- #1

Thomas_

- 21

- 0

## Homework Statement

Determine the field at the center of curvature of an arc of arbitary angle [tex]\alpha[/tex]

([tex]\alpha[/tex] is with the x-axis)

## Homework Equations

[tex]E=\frac{kQ}{R^2}\widehat{r}[/tex]

[tex]S=R\alpha[/tex]

[tex]\lambda=\frac{Q}{S}[/tex]

## The Attempt at a Solution

I divide the arc into small pieces ds. [tex]ds=rd\alpha[/tex]

[tex]\lambda = \frac{dQ}{ds}[/tex]

This gives me: [tex]dE = \frac{k\lambda d \alpha}{R}\widehat{r}[/tex]

I would have to integrate this / its components (X and Y)

the solution I'm given is: [tex]E_y=\frac{2k \lambda sin(\frac{\alpha}{2})}{R}[/tex]

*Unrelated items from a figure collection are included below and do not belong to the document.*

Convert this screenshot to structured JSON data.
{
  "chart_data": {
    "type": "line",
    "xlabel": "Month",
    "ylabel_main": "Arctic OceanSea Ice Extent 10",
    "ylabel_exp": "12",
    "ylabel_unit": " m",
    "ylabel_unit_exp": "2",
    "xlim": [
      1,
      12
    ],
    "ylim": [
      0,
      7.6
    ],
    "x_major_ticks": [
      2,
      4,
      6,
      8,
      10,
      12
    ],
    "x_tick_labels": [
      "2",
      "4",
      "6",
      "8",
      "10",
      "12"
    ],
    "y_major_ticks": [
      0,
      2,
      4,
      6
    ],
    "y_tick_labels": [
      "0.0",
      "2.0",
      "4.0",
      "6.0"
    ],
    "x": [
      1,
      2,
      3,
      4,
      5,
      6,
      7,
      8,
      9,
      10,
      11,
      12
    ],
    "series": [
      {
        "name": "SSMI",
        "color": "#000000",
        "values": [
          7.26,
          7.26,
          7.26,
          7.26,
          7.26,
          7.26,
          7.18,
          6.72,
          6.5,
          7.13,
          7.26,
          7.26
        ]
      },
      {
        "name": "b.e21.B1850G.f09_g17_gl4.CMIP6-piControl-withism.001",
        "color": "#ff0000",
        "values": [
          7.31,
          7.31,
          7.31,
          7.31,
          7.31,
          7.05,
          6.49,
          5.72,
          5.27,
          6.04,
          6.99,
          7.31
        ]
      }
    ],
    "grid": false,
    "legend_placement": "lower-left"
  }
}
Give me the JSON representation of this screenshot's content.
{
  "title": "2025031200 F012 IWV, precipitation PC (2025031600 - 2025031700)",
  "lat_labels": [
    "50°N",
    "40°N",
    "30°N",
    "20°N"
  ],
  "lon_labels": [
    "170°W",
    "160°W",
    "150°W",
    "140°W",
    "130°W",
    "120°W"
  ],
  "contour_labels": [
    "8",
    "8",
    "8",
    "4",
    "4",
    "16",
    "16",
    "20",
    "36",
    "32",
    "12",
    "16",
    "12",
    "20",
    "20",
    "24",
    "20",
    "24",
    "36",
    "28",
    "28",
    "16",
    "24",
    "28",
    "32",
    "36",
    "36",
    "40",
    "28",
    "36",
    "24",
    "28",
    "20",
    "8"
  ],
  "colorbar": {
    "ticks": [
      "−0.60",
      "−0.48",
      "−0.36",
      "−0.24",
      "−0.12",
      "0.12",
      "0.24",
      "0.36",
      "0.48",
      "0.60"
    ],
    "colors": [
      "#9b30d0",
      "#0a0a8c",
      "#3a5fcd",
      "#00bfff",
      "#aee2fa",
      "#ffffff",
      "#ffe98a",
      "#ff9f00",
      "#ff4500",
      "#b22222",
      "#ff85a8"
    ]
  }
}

However, I don't understand the following: Why is there only a solution for Y? As far as I can tell the X components don't cancel since its an arc of arbitrary length, not a half or full circle. Also, shouldn't the Y component be in terms of cos? The angle alpha is with the X axis, I don't understand why E_y would be in terms of sin (since it become cos after integration).

Thank you!